At first it seems something like this: the infinite, mysterious essence of a God does not allow his worship in a man-made temple. No finite temple can contain the infinite God. Something like this was already claimed by Greek philosophers of Stoicism, Alexandrian Jews of the Hellenistic period and Latin poets. The one, infinite God does not need anything, "he is not healed by the hands of men, being bound by one, he gives all life and breath and all things" (verse 25). This is what Seneca and the Hermetic texts claim: "In him we live and move and have our being" (verse 28). Something like this seems pantheistic and is founded on the hymn to Zeus by the Stoic Cleanthes: "tou gar kai genos esmen". In such an interpretation of the "unknown God" no Christian or biblical representations are presented. Is such a "Hellenistic discourse about true knowledge of God" "foreign to the New Testament"?

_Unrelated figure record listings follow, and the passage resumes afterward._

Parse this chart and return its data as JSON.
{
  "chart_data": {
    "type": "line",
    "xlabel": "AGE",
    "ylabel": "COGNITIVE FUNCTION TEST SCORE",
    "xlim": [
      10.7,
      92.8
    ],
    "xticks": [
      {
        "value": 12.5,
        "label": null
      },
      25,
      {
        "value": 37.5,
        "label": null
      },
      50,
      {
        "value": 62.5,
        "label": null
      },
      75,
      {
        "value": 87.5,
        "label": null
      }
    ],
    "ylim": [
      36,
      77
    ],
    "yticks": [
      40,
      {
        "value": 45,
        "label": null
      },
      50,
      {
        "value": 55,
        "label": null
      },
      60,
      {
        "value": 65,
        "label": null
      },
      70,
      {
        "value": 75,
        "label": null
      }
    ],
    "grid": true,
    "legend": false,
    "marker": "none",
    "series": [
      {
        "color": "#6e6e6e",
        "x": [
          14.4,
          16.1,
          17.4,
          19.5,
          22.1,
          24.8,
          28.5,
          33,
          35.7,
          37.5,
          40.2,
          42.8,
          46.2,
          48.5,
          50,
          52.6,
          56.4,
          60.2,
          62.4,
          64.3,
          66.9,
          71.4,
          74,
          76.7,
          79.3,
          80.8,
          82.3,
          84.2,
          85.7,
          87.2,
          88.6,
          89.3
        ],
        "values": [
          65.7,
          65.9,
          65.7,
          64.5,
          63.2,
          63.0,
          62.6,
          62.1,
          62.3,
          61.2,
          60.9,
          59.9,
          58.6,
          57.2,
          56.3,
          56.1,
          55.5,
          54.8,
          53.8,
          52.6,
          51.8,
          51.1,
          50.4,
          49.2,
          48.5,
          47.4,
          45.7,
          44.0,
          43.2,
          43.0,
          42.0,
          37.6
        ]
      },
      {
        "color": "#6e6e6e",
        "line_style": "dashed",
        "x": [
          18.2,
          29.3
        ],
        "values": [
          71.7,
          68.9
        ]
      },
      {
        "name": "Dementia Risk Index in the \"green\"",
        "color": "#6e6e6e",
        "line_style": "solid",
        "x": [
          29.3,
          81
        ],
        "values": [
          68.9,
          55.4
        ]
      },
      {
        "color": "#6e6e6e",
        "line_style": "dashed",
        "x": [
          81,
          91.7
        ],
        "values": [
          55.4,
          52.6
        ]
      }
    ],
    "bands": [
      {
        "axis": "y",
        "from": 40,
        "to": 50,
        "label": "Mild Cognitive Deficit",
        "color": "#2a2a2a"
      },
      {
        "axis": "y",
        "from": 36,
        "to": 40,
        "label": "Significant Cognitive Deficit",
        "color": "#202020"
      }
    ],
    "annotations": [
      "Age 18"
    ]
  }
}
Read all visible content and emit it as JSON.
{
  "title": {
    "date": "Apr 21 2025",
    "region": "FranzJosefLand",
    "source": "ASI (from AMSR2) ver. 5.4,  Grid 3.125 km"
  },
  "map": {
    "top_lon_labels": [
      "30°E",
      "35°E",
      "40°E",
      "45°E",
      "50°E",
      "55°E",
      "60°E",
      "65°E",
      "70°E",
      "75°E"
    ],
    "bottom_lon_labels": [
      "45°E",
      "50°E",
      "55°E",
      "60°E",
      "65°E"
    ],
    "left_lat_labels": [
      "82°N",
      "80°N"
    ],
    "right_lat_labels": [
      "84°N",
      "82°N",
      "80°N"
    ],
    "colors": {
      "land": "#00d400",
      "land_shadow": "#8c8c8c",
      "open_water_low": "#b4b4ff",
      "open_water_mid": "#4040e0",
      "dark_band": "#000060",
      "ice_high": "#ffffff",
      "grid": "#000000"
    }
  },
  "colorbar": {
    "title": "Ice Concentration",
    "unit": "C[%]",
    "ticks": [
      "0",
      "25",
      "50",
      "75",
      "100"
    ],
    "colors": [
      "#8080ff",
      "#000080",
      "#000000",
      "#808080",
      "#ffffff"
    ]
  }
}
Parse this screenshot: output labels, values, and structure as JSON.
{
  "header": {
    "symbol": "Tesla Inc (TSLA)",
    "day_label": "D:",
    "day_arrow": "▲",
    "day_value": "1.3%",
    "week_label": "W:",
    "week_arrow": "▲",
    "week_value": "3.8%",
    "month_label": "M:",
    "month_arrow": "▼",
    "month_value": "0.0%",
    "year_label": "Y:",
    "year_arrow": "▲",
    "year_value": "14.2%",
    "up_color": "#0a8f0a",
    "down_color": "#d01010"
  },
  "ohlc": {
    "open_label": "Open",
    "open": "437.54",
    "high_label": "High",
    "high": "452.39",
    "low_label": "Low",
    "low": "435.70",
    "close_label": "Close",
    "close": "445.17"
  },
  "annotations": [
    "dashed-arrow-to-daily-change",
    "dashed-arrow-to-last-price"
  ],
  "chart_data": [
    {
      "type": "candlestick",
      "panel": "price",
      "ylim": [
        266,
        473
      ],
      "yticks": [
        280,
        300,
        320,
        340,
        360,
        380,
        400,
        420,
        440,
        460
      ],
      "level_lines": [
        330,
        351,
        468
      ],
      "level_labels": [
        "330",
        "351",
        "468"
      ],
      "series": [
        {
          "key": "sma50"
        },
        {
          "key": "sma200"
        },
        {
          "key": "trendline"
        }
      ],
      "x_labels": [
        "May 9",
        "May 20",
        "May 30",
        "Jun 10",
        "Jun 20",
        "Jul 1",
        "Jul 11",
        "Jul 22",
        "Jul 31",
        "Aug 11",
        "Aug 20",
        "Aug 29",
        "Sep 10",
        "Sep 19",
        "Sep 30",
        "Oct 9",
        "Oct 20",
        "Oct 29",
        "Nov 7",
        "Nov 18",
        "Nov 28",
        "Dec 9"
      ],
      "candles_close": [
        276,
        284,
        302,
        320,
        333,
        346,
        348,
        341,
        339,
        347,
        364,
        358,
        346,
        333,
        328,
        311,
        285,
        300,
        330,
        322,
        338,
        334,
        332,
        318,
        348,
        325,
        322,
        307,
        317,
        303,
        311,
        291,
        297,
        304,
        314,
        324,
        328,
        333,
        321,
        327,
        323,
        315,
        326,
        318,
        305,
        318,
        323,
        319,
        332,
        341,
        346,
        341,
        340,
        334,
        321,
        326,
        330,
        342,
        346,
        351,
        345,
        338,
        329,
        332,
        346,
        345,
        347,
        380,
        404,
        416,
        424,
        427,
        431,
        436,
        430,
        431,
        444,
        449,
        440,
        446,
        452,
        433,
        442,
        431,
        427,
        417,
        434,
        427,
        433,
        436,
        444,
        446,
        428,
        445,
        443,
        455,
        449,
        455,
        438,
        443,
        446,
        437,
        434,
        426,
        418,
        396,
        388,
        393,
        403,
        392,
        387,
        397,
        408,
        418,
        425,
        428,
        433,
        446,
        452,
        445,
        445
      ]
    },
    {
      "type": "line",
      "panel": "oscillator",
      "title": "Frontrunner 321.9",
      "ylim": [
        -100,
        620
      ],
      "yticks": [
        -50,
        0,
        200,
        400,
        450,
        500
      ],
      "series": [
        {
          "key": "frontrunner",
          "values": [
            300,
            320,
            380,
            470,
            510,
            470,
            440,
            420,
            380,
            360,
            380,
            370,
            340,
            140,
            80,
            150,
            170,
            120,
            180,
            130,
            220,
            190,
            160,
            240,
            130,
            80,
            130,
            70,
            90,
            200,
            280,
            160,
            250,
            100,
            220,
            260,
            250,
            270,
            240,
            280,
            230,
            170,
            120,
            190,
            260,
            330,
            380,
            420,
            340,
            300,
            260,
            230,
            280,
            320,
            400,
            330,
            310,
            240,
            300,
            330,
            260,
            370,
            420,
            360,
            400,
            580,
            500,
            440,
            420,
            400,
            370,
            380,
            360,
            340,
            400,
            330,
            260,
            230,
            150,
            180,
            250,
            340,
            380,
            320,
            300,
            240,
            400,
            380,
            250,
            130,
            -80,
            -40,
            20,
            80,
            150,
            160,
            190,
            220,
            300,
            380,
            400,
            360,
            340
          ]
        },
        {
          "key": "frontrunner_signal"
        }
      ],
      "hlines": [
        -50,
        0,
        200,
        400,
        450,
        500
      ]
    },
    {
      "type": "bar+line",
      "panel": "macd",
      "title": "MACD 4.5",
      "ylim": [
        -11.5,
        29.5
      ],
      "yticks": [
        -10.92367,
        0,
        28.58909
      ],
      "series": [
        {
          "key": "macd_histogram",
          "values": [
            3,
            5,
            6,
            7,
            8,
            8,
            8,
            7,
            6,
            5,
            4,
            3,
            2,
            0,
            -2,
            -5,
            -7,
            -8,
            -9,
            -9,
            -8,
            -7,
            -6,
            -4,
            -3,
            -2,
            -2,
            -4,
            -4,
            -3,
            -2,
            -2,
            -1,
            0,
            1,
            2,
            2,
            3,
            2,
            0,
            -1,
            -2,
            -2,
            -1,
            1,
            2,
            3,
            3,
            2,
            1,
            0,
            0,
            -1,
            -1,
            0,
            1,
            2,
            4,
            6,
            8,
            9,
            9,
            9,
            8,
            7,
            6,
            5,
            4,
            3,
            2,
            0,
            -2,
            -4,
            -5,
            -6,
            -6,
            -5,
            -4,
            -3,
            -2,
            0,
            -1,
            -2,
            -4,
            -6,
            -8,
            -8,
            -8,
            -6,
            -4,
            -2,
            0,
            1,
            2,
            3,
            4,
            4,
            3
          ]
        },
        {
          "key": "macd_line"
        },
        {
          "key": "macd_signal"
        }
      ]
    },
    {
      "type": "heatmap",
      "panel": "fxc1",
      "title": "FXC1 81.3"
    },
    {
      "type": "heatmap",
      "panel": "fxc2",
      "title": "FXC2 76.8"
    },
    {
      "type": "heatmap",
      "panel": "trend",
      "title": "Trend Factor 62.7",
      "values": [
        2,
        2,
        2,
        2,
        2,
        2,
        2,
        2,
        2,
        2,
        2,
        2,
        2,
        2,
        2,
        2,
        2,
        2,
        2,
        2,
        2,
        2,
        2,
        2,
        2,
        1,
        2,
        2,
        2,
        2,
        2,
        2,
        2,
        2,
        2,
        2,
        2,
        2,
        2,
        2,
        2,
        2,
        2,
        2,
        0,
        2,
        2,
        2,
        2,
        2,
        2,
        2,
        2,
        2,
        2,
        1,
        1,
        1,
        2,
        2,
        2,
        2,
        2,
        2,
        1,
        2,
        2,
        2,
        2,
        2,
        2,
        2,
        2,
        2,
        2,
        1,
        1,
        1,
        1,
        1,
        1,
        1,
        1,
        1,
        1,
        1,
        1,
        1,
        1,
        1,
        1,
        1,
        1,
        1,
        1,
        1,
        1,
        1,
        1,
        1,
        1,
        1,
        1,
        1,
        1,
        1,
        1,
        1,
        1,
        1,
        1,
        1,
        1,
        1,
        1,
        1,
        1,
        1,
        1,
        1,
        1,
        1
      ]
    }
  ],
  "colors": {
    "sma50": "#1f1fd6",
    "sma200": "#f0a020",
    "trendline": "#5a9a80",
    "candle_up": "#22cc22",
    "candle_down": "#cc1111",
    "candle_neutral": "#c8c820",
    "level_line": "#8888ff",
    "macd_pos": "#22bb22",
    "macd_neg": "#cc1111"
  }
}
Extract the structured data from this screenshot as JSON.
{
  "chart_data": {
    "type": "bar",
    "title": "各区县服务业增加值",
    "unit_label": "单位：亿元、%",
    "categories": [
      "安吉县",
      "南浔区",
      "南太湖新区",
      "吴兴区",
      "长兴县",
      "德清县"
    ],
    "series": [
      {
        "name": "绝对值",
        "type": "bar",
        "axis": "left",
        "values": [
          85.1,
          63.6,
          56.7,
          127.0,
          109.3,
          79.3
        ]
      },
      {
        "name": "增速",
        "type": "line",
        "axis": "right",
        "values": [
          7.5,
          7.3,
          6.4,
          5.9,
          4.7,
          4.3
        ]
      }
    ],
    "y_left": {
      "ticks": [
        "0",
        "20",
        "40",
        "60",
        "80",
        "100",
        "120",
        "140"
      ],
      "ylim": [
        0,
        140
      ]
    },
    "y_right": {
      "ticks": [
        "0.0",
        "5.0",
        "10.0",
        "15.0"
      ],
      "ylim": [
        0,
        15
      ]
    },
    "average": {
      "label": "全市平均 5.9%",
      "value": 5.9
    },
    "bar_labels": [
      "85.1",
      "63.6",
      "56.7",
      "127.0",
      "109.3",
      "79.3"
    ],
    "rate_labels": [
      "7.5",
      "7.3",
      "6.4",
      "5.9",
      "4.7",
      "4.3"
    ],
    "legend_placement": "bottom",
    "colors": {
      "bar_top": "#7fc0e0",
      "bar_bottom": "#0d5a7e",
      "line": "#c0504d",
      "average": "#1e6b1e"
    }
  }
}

I do not believe such a thing, because the decisive verse immediately appears in the sermon of the Apostle Paul: "God is now telling people everywhere to repent, because a day has come in which he will judge the world in righteousness in a man whom he has chosen, giving faith to all who will be resurrected him from the dead" (verses 30-31). Here, however, the position of the theological ontology of the one, eternally, omnipresent God is occupied by the eschatological ontology of the God who came once and for all. Instead of the space and the world that are filled by the Godhead, the historical time of the coming judgment and the coming reign of God's justice is subsumed. Coincidence with the divine harmony of the world gives its place to the historical decisions of repentance and faith. That is why the time determinations "now" (now) become important, God calls to repentance and faith, because he determined the "day" of His justice, so the Son of Man will judge the world, He who has already risen from the dead for for people to believe.
This is none other than the future of the Unknown God. Paul does not preach another God, but the eschatological secret of one, omnipresent and yet unknown God. He invites his listeners to move from the space of the world to the time of history and defines the historical time through the preaching of God's eschatological future. The announcement of God's judgment requires the conversion of people from injustice and violence to the path of justice and peace. That is why the preaching of Christ's Resurrection from the dead provides them with the strength of faith and the certainty of hope. On the other hand, however, the consciousness of history on the horizon of God's eschatological future can only then be offered on a global level to all people, of every place ("to people everywhere"), if the coming God is none other than the "unknown" God present to all people of every place and every time. The One who comes to judge the world with His justice and to restore the universe is not far from us ("and He is not far from each one of you who exists"). Everyone is looking for Him, because He is near them and they live by His spirit.